A plausible range of values for the population parameter is called a confidence interval. In this section, we will emphasize the special case where the point estimate is a sample mean and the parameter is the population mean.
Hypothesis testing involves the formulate two hypothesis to test against the measured data: (1) The null hypothesis often represents either a skeptical perspective or a claim to be tested and (2) The alternative hypothesis represents an alternative claim under consideration and is often represented by a range of possible parameter values. The skeptic will not reject the null hypothesis, unless the evidence in favor of the alternative hypothesis is so strong to rejects the null hypothesis.
The Central Limit Theorem states that when the sample size is small, the normal approximation may not be very good. However, as the sample size becomes large, the normal approximation improves. We will investigate three cases to see roughly when the approximation is reasonable.

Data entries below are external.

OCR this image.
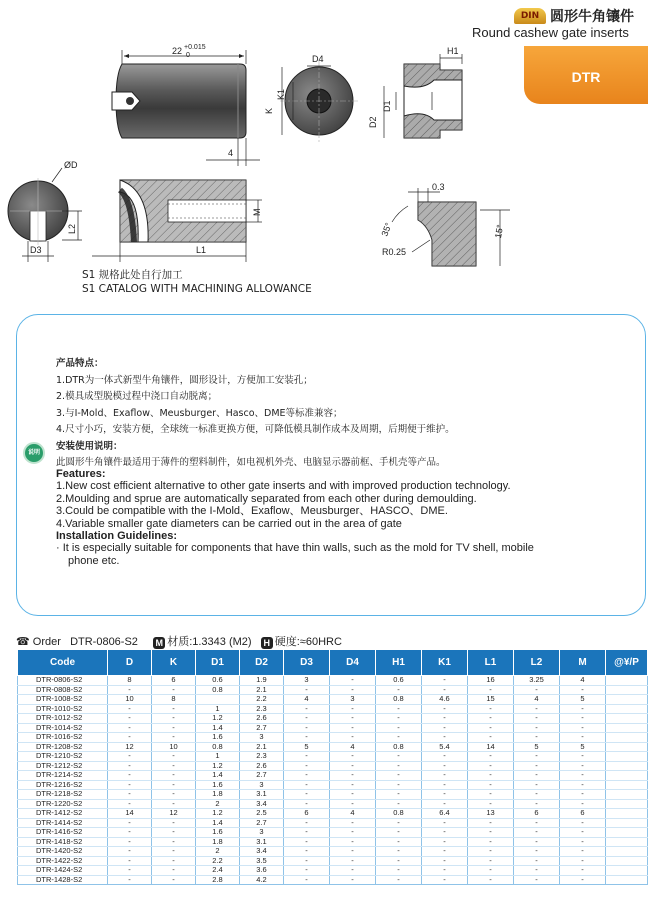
DIN 圆形牛角镶件
Round cashew gate inserts
DTR
22 +0.015
0
4
D4
K
K1
H1
D2
D1
ØD
L2
D3
M
L1
0.3
35°	15°
R0.25
S1 规格此处自行加工
S1 CATALOG WITH MACHINING ALLOWANCE
说明
产品特点：
1.DTR为一体式新型牛角镶件，圆形设计，方便加工安装孔；
2.模具成型脱模过程中浇口自动脱离；
3.与I-Mold、Exaflow、Meusburger、Hasco、DME等标准兼容；
4.尺寸小巧，安装方便，全球统一标准更换方便，可降低模具制作成本及周期，后期便于维护。
安装使用说明：
此圆形牛角镶件最适用于薄件的塑料制件，如电视机外壳、电脑显示器前框、手机壳等产品。
Features:
1.New cost efficient alternative to other gate inserts and with improved production technology.
2.Moulding and sprue are automatically separated from each other during demoulding.
3.Could be compatible with the I-Mold、Exaflow、Meusburger、HASCO、DME.
4.Variable smaller gate diameters can be carried out in the area of gate
Installation Guidelines:
· It is especially suitable for components that have thin walls, such as the mold for TV shell, mobile
phone etc.
☎ Order DTR-0806-S2 M 材质:1.3343 (M2) H 硬度:≈60HRC
Code	D	K	D1	D2	D3	D4	H1	K1	L1	L2	M	@¥/P
DTR-0806-S2	8	6	0.6	1.9	3	-	0.6	-	16	3.25	4	
DTR-0808-S2	-	-	0.8	2.1	-	-	-	-	-	-	-	
DTR-1008-S2	10	8		2.2	4	3	0.8	4.6	15	4	5	
DTR-1010-S2	-	-	1	2.3	-	-	-	-	-	-	-	
DTR-1012-S2	-	-	1.2	2.6	-	-	-	-	-	-	-	
DTR-1014-S2	-	-	1.4	2.7	-	-	-	-	-	-	-	
DTR-1016-S2	-	-	1.6	3	-	-	-	-	-	-	-	
DTR-1208-S2	12	10	0.8	2.1	5	4	0.8	5.4	14	5	5	
DTR-1210-S2	-	-	1	2.3	-	-	-	-	-	-	-	
DTR-1212-S2	-	-	1.2	2.6	-	-	-	-	-	-	-	
DTR-1214-S2	-	-	1.4	2.7	-	-	-	-	-	-	-	
DTR-1216-S2	-	-	1.6	3	-	-	-	-	-	-	-	
DTR-1218-S2	-	-	1.8	3.1	-	-	-	-	-	-	-	
DTR-1220-S2	-	-	2	3.4	-	-	-	-	-	-	-	
DTR-1412-S2	14	12	1.2	2.5	6	4	0.8	6.4	13	6	6	
DTR-1414-S2	-	-	1.4	2.7	-	-	-	-	-	-	-	
DTR-1416-S2	-	-	1.6	3	-	-	-	-	-	-	-	
DTR-1418-S2	-	-	1.8	3.1	-	-	-	-	-	-	-	
DTR-1420-S2	-	-	2	3.4	-	-	-	-	-	-	-	
DTR-1422-S2	-	-	2.2	3.5	-	-	-	-	-	-	-	
DTR-1424-S2	-	-	2.4	3.6	-	-	-	-	-	-	-	
DTR-1428-S2	-	-	2.8	4.2	-	-	-	-	-	-	-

An unbiased estimate does not naturally over or underestimate the parameter. Rather, it tends to provide a "good" estimate. The sample mean is an example of an unbiased point estimate, as are each of the examples we introduce in this section. Finally, we will discuss the general case where a point estimate may follow some distribution other than the normal distribution. We also provide guidance about how to handle scenarios where familiar statistical techniques are insufficient.
The Type 2 Error rate and the magnitude of the error for a point estimate are controlled by the sample size. Real differences from the null value, even large ones, may be difficult to detect with small samples. If we take a very large sample, we might nd a statistically significant difference but the magnitude might be so small that it is of no practical value. In this section we describe techniques for selecting an appropriate sample size based on these considerations.